Kombucha Club
“Are you serious?! How are we supposed to run a Fermentation Club without kombucha?”
“You can ferment anything you want, just not beverages. Parents are concerned you might brew alcohol on campus.”
Maybe this isn’t worth the effort, I thought. We’re just pickling things, is it really all that important? Little did I know just how much fermentation would shape my life.
I came prepared on the first day with Noma’s famous fermentation cookbook. However, club members balked when I insisted that we meticulously follow its 3% salt ratios and sterilization techniques. So the following week I didn’t say anything when we made our miso with the wrong type of mold-inoculated rice. So what if it turned out too watery? I started to learn an important lesson about leadership: people tend to learn better (and have more fun) when they have the opportunity to make their own mistakes.
Along with a more relaxed approach to leadership came a more relaxed approach to school in general. “It smells like something’s dying in there,” my teacher Stephanie complained as she pulled me out of Physics to remove a crock of rotting sauerkraut. It was easy in that moment to laugh at myself and embrace my new identity as the girl who stinks up the Chem Room. That sense of humor soon spread to other aspects of my life. I began associating school with laughter. When I got a less than ideal grade on a test, botched a presentation, or couldn’t handle my homework load, I was able to exhale, stay curious, and try again.
Fermentation also started to bring my academic pursuits to life, deepening my connection with biology, chemistry, and early history. Once we did a lab to measure the alcohol content of a fermented sugar solution. (Much to the administration’s relief, this alcohol was not fit for consumption.) We learned about the process of ethanol fermentation, a type of anaerobic respiration used by single cell organisms long before oxygen was present on Earth 2.5 billion years ago. Watching the alcohol content rise, it felt as though I was witnessing a process which was far greater than myself, or human history. In Fermentation Club, I’m a time traveler, observing ancient worlds.

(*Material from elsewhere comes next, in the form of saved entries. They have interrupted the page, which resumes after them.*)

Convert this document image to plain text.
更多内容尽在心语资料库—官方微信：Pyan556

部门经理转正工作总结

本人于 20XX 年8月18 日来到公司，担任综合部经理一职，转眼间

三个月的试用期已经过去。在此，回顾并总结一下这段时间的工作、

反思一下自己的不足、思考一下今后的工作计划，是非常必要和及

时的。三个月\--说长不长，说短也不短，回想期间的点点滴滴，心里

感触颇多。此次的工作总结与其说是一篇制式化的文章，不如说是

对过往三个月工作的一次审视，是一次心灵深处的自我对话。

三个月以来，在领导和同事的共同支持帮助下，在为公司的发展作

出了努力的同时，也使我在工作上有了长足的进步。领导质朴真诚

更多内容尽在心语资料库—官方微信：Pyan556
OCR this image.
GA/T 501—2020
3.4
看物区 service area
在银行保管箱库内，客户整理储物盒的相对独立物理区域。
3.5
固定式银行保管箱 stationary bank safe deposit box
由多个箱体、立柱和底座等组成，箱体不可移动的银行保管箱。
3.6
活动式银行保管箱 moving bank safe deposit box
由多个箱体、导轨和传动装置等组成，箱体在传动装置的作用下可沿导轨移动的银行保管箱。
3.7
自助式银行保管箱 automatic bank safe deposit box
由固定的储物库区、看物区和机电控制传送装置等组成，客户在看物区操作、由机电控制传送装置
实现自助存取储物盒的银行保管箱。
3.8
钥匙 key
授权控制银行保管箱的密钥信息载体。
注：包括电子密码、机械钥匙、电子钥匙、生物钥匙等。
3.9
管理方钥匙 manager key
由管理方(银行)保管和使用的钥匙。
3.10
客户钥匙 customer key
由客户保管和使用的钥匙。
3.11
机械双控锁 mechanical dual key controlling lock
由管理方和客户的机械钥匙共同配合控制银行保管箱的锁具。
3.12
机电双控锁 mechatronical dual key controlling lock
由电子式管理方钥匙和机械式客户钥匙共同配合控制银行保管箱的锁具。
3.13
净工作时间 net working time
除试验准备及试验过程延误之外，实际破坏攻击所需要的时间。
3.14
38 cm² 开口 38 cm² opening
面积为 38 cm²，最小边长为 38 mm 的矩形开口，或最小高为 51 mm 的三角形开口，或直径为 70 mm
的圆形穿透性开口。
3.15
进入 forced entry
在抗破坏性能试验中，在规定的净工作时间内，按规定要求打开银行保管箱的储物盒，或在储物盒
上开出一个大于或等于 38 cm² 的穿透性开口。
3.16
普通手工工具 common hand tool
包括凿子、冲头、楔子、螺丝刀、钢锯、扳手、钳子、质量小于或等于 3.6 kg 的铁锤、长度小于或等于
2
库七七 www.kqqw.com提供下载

With fermentation, I’m also able to better appreciate my own family history and our traditions. Like most Romanians in her generation, my mother has vivid childhood memories of fermenting entire watermelons in the fall and rotating fresh air into the vats of green tomatoes in her cellar during the winter. This summer, when I took my first trip to Romania in several years, I found a new way to connect with my grandmother. Borscht. Borscht is a sour vegetable soup made with a cornmeal and barley starter that is—you guessed it—fermented. Seeing my interest, my grandmother called her friends to find a starter for me. We made conversation as she taught me our family’s ancient borscht recipe, which has been passed down from grandmother to granddaughter for generations.
But it’s not just family history I’m investigating, I’m learning about world history too. Did you know that kombucha dates back to the Qin Dynasty, where it is said that Emperor Qin Shi Huangdi enjoyed the health benefits of this probiotic drink? There is even a mention of a fermented vinegar “health elixir” in the Bible (Ruth 2:14). Somehow this seemingly insignificant fizzy drink has woven its way into history and religion. By replicating these recipes in Fermentation Club, we’re not just following a health trend, we’re preserving living history.
Fermentation has allowed me to embrace my connection to science, my culture, and history, and helps me approach stressful situations with more humility and levity. I’m not sure I would have become my school’s student body president if it weren’t for Fermentation Club, and not just because of the reputation I gained after that unfortunate sauerkraut incident.